内容 |
①特許出願等の手続上の手続補正書の意味合い
手続の補正は、その補正後の補正内容で手続をしたものとみなすという特別の恩恵を特許出願人又は各種の申請・請求の手続者に与えるものです。
そうした恩恵を無制限に認めると、時間の節約のために杜撰な書類をして後で補正をする者が有利ということになり、行政手続の効率性を損ないます。
そうした観点から、手続補正書の内容には一定の制限が課されていることに、特許出願人或いはその他の手続者は留意する必要があります。
②特許出願の願書や各種請求書の記載事項には補正できない事柄があります。
(a)新規性喪失の例外の主張、いわゆる分割出願・変更出願である旨や国内優先権の主張等の特記事項など、特許出願と同時に意思表示するべきだったものを、特許出願の後に手続補正書で補正しようとしても、補正できませんので、注意するべきです。
(イ)これらの事柄は、特許出願の要件(進歩性等)の時期的基準に関わることであり、後日恣意的に認めることは、他の誰かの利益を損なう可能性があるからです。
(ロ)特許出願をした直後に誤りに気付いて、同日中に補正しようとしても、そうした補正は認められません。
(ハ)同日中にそうした誤りに気付いたときには、再度特許出願をやり直すべきです。最初の特許出願を取り下げても、2番目の特許出願で同じ出願日を確保できれば実害は少ないからです。
(b)特許出願の請求の範囲・明細書・図面には新規事項を追加する補正をすることができません。
(イ)そもそも特許出願の開示内容に全く記載がないことの追加は、補正の趣旨(誤りを正すこと)から見て許されることでないですが、特許出願の特定の記載事項が本来こういう意味であったと補正することも、新規事項に相当すれば、許されません。
特許出願日の遡及効により、第三者の利益を害するおそれがあるからです。
③補正は、補正の単位を守って補正するべきです。
特許出願人は、例えば明細書の段落中の一行であるとか、発明者の欄の氏名だけというように恣意的に範囲を定めて補正することができません。

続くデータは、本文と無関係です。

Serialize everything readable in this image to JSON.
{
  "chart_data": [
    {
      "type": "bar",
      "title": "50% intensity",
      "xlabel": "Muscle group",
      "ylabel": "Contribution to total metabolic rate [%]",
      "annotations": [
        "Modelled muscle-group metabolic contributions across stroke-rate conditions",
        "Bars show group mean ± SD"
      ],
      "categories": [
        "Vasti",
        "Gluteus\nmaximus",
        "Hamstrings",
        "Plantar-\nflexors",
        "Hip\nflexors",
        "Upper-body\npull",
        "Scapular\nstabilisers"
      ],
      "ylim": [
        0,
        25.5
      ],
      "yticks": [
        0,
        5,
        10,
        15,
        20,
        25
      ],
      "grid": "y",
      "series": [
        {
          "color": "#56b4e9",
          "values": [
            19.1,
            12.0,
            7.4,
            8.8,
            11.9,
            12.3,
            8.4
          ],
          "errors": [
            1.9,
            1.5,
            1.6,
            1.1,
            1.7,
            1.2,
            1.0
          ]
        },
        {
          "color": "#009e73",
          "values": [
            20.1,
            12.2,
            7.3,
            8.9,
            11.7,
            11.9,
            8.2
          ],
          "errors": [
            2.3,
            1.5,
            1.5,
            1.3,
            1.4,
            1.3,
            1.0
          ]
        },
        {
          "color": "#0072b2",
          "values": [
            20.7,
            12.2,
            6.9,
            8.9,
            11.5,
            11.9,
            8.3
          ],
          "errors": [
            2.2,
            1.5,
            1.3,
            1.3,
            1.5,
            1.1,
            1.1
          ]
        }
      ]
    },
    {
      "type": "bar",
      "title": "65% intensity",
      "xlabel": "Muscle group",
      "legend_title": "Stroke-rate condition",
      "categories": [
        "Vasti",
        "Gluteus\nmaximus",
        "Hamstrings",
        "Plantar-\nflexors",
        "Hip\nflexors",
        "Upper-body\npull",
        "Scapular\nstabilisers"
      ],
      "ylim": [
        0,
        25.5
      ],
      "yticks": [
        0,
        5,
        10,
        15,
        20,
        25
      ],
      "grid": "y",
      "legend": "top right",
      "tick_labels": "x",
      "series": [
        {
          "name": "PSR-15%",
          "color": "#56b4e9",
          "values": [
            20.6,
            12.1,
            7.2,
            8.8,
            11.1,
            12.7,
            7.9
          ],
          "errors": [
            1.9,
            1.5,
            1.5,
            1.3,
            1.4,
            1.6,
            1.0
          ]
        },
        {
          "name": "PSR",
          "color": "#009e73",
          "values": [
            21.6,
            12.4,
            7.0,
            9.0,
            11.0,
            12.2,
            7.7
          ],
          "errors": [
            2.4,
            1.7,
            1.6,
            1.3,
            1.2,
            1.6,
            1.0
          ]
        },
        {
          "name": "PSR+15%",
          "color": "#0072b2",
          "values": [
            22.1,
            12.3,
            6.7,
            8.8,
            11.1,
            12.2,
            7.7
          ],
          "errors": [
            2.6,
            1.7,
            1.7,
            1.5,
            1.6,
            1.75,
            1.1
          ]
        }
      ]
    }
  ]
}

方式で定められた補正の単位を守る必要があります。 →手続補正書の補正の単位とは(特許出願等の手続の)
特に、複数の発明者がいる場合には、発明者全員が補正の単位です。間違って一人の発明者の記載を補正すると、他の発明者を特許出願の願書から削除する意味になりますので、十分に注意が必要です。
③手続補正書は、分割出願や拒絶査定不服審判の請求書と同時に提出する場合でも、これらの書類からは独立した書類であることに留意するべきです。